Hill’s approach was increasingly adopted in medicine as a solution for a growing epistmological problem, that of the problem of determining causality in a world of relativity and growing complexity due to rapidly growing biochemical discoveries about the processes of the body as well as the nature of disease (in this latter case, from the rather simple causal model of infectious disease as reflected in Koch’s postulates, to the more complex situation of modern chronic disease conditions where, as Hill himself held, several if not many factors were involved in one condition, or the reverse, one factor involved in several conditions).
However, Hill himself was undecided as to the value of his approach to determine causality: “None of my nine viewpoints can bring indisputable evidence for or against the cause-and-effect hypothesis.” and the cautionary notes he actually made were essentially tossed to the winds (http://www.ete-online.com/content/2/1/11#B6) And as other commentators on the issue of causality have stated, there really is no longer any causal criteria at all in epidemiology: “Causal inference in epidemiology is better viewed as an exercise in measurement of an effect rather than as criterion-guided process for deciding whether an effect is present or not.” (Rothman KJ, Greenland S: Causation and causal inference in epidemiology. Am J Publ Health 2005, 95:S144-150.)
Another careful observer of Hill’s work has argued that “the application of seven of [his] nine considerations…involve comprehensive causal theories…If complexity becomes very large, the uncertainty regarding whether or not to apply a given consideration can be expected to approach a decision made by coin toss. Thus, with increasing complexity, the heuristic value of Hill’s considerations diminishes.” (http://www.ete-online.com/content/2/1/11#B6) Indeed, Hill’s considerations were essentially treated a causal criteria. (Phillips CV, Goodman KJ: The missed lessons of Sir Austin Bradford Hill. Epidemiol Perspect & Innov 1965, 1:3.)
Thus, we have today a situation where a probability analysis is used to stand in for a true causal analysis, but also where that probability analysis is itself subject to increasing complexity in the light of advances in biochemistry, neurology, psychoneuroimmunology, genetics and epigenetics to mention a few areas, which complexity diminishes the validity of any such analysis given the inherent scope for bias due to the nature of the human mind. The very system that was designed initially to reduce operator bias and error is not capable of dealing with increasing complexity. The state of affairs is such that any drug tested is usually barely better than placebo, and there can be as many studies showing a negative outcome as positive. As one medical researcher commented: “So the FDA conducted an analysis of antidepressant drug trials and found that of 38 trials for which the evidence appeared favorable, 37 had been published. Whereas of 36 trials for which the evidence did not appear favorable toward antidepressant drugs, 22 were not published at all, and 11 were published in a way that misleadingly conveyed the outcome as though it was favorable.” (http://articles.mercola.com/sites/articles/archive/2010/06/12/beatrice-golomb-interview.aspx) This certainly reduces the value of conventional medicine’s claim to knowledge based on published studies.
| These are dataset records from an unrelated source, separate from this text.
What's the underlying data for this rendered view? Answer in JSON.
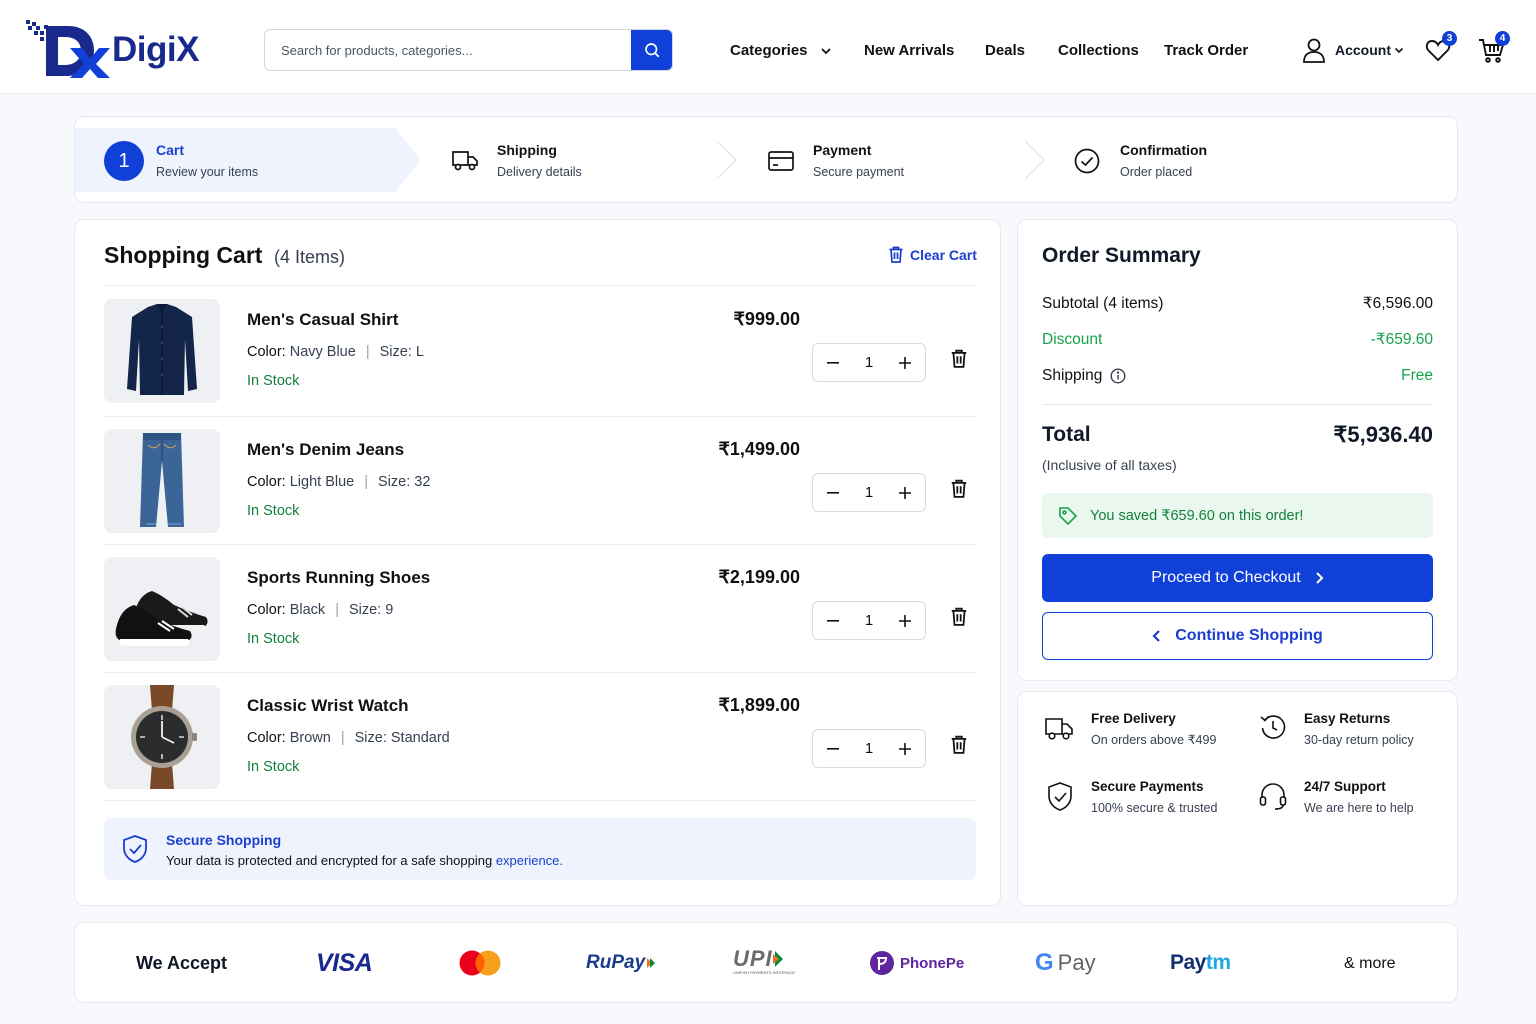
{
  "brand": {
    "name": "DigiX",
    "logo_letters": "DX"
  },
  "search": {
    "placeholder": "Search for products, categories..."
  },
  "nav": {
    "categories": "Categories",
    "new_arrivals": "New Arrivals",
    "deals": "Deals",
    "collections": "Collections",
    "track_order": "Track Order",
    "account": "Account",
    "wishlist_count": "3",
    "cart_count": "4"
  },
  "steps": [
    {
      "number": "1",
      "title": "Cart",
      "subtitle": "Review your items"
    },
    {
      "title": "Shipping",
      "subtitle": "Delivery details"
    },
    {
      "title": "Payment",
      "subtitle": "Secure payment"
    },
    {
      "title": "Confirmation",
      "subtitle": "Order placed"
    }
  ],
  "cart": {
    "title": "Shopping Cart",
    "count_label": "(4 Items)",
    "clear_label": "Clear Cart",
    "color_key": "Color:",
    "size_key": "Size:",
    "items": [
      {
        "name": "Men's Casual Shirt",
        "color": "Navy Blue",
        "size": "L",
        "stock": "In Stock",
        "price": "₹999.00",
        "qty": "1"
      },
      {
        "name": "Men's Denim Jeans",
        "color": "Light Blue",
        "size": "32",
        "stock": "In Stock",
        "price": "₹1,499.00",
        "qty": "1"
      },
      {
        "name": "Sports Running Shoes",
        "color": "Black",
        "size": "9",
        "stock": "In Stock",
        "price": "₹2,199.00",
        "qty": "1"
      },
      {
        "name": "Classic Wrist Watch",
        "color": "Brown",
        "size": "Standard",
        "stock": "In Stock",
        "price": "₹1,899.00",
        "qty": "1"
      }
    ],
    "secure": {
      "title": "Secure Shopping",
      "text": "Your data is protected and encrypted for a safe shopping",
      "link": "experience."
    }
  },
  "summary": {
    "title": "Order Summary",
    "subtotal_label": "Subtotal (4 items)",
    "subtotal_value": "₹6,596.00",
    "discount_label": "Discount",
    "discount_value": "-₹659.60",
    "shipping_label": "Shipping",
    "shipping_value": "Free",
    "total_label": "Total",
    "total_value": "₹5,936.40",
    "tax_note": "(Inclusive of all taxes)",
    "saved_text": "You saved ₹659.60 on this order!",
    "checkout_label": "Proceed to Checkout",
    "continue_label": "Continue Shopping"
  },
  "features": [
    {
      "title": "Free Delivery",
      "subtitle": "On orders above ₹499",
      "icon": "truck-icon"
    },
    {
      "title": "Easy Returns",
      "subtitle": "30-day return policy",
      "icon": "return-icon"
    },
    {
      "title": "Secure Payments",
      "subtitle": "100% secure & trusted",
      "icon": "shield-icon"
    },
    {
      "title": "24/7 Support",
      "subtitle": "We are here to help",
      "icon": "headset-icon"
    }
  ],
  "payments": {
    "label": "We Accept",
    "visa": "VISA",
    "rupay": "RuPay",
    "upi": "UPI",
    "upi_sub": "UNIFIED PAYMENTS INTERFACE",
    "phonepe": "PhonePe",
    "gpay_g": "G",
    "gpay": "Pay",
    "paytm_a": "Pay",
    "paytm_b": "tm",
    "more": "& more"
  },
  "colors": {
    "primary": "#1140d8",
    "brand": "#1a2a8c",
    "success": "#16a34a",
    "step_active_bg": "#eef3fe"
  }
}
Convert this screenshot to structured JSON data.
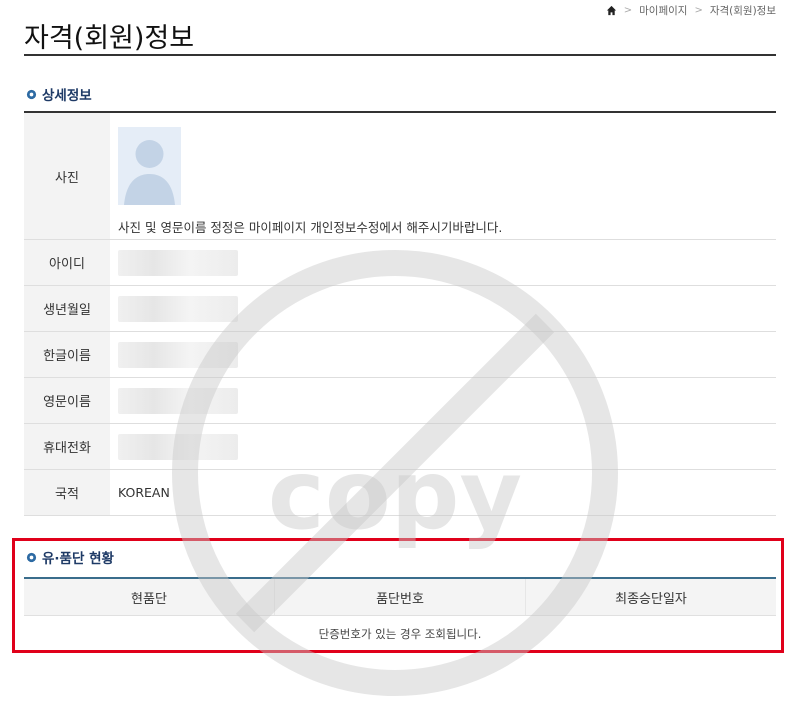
{
  "header": {
    "title": "자격(회원)정보",
    "breadcrumb": [
      "마이페이지",
      "자격(회원)정보"
    ]
  },
  "detail_section": {
    "title": "상세정보",
    "rows": [
      {
        "label": "사진",
        "note": "사진 및 영문이름 정정은 마이페이지 개인정보수정에서 해주시기바랍니다."
      },
      {
        "label": "아이디",
        "value": ""
      },
      {
        "label": "생년월일",
        "value": ""
      },
      {
        "label": "한글이름",
        "value": ""
      },
      {
        "label": "영문이름",
        "value": ""
      },
      {
        "label": "휴대전화",
        "value": ""
      },
      {
        "label": "국적",
        "value": "KOREAN"
      }
    ]
  },
  "status_section": {
    "title": "유·품단 현황",
    "columns": [
      "현품단",
      "품단번호",
      "최종승단일자"
    ],
    "empty_message": "단증번호가 있는 경우 조회됩니다."
  },
  "watermark_text": "copy"
}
While there are indeed influences from drug companies to bend studies their way, and there are tremendous conflicts-of-interest in that most drug trials are funded, at least in part, by pharmaceutical companies, and the problem of the regulators becoming captured by those they regulate, there is a fundamental problem at the heart of the RCT which makes it a very poor tool for determining the efficacy of drugs or vaccinations. The RCT has severe methodological and epistemological flaws.